Une étude réalisée en 2019 par Jane Carlisle Maxwell de l'École de travail social Steve Hicks de l'Université du Texas. a cité la méthamphétamine comme “ étant considérée comme la principale menace en matière de drogue en 2019 par les trois divisions régionales de la DEA [Drug Enforcement Administration] couvrant le Texas ”.”
Et selon Maxwell, le problème de la consommation et de l'abus de méthamphétamine semble être une tendance croissante au Texas. “ La méthamphétamine représentait 21% de tous les échantillons analysés par les laboratoires médico-légaux du Texas en 2005 ; en 2018, elle représentait 40% de tous les échantillons examinés. ”
“ Ce n'est pas que [les parents toxicomanes] n'aiment pas leurs enfants ”, explique Bri. “ Ils les aiment, mais ils n'arrivent tout simplement pas à s'en sortir. Ce que nous espérons, c'est que [nos enfants placés] repartent après avoir fait partie de notre famille avec le sentiment d'être aimés, désirés et spéciaux. ”
La fille adoptive du couple fait partie des survivants de l'épidémie.
Une vocation
En repensant à leurs quatre années en tant que parents d'accueil, le couple considère leur parcours d'accueil et d'adoption comme une vocation.
“ L'adoption est une image du salut ”, a déclaré Bri. “ C'est ce que Jésus a fait pour nous, et nous aimerions offrir cela à un enfant également.

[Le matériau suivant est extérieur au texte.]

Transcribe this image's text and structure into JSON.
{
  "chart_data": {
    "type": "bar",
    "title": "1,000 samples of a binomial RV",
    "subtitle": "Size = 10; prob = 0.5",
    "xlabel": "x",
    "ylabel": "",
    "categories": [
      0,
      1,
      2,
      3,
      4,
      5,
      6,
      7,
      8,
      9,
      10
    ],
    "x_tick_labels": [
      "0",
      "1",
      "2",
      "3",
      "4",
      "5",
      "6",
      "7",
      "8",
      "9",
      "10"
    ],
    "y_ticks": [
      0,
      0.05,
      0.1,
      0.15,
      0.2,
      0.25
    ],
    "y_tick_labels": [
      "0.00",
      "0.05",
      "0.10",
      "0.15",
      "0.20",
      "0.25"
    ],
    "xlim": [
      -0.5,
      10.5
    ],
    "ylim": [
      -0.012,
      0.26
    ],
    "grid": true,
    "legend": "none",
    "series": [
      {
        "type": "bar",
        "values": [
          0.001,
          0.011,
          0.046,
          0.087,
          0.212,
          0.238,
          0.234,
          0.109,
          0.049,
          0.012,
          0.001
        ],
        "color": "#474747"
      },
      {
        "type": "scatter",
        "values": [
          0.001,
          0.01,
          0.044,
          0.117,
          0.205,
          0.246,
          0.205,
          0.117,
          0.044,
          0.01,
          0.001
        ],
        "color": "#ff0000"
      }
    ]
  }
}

“ Je veux que mes enfants voient en moi une mère qui les aime inconditionnellement, mais qui attend aussi quelque chose d'eux. Et je veux aussi leur montrer comment faire face à l'échec ”, poursuit Bri. “ Parce que nous échouons tous quotidiennement, et je veux leur montrer qu'il n'y a rien de mal à échouer et que nous pouvons faire mieux la prochaine fois. ”
John acquiesça. “ Le genre de père que j'aimerais être, c'est un père comme le Christ. L'une des choses que j'aime dans le fait d'être papa et qui me touche particulièrement, c'est l'amour qu'ils vous donnent, le respect qu'ils vous témoignent et l'admiration qu'ils vous portent. Ils veulent être comme vous. ”
Montrant ses bottes de style occidental, il a poursuivi : “ Il faut donc mettre vos meilleures bottes. Vous êtes parfois quelqu'un de drôle, mais vous êtes aussi quelqu'un de discipliné. Mais vous devez les aimer. Ils vous considèrent comme un modèle. ”
“ Je veux vraiment enseigner à mes enfants qu'ils sont importants et qu'ils sont toujours aimés ”, a renchéri Bri. “ Et je pense que le plus important est qu'ils acceptent le Christ comme leur sauveur. Si nous pouvons les aider à le faire, alors je pense que nous avons rempli notre rôle de parents.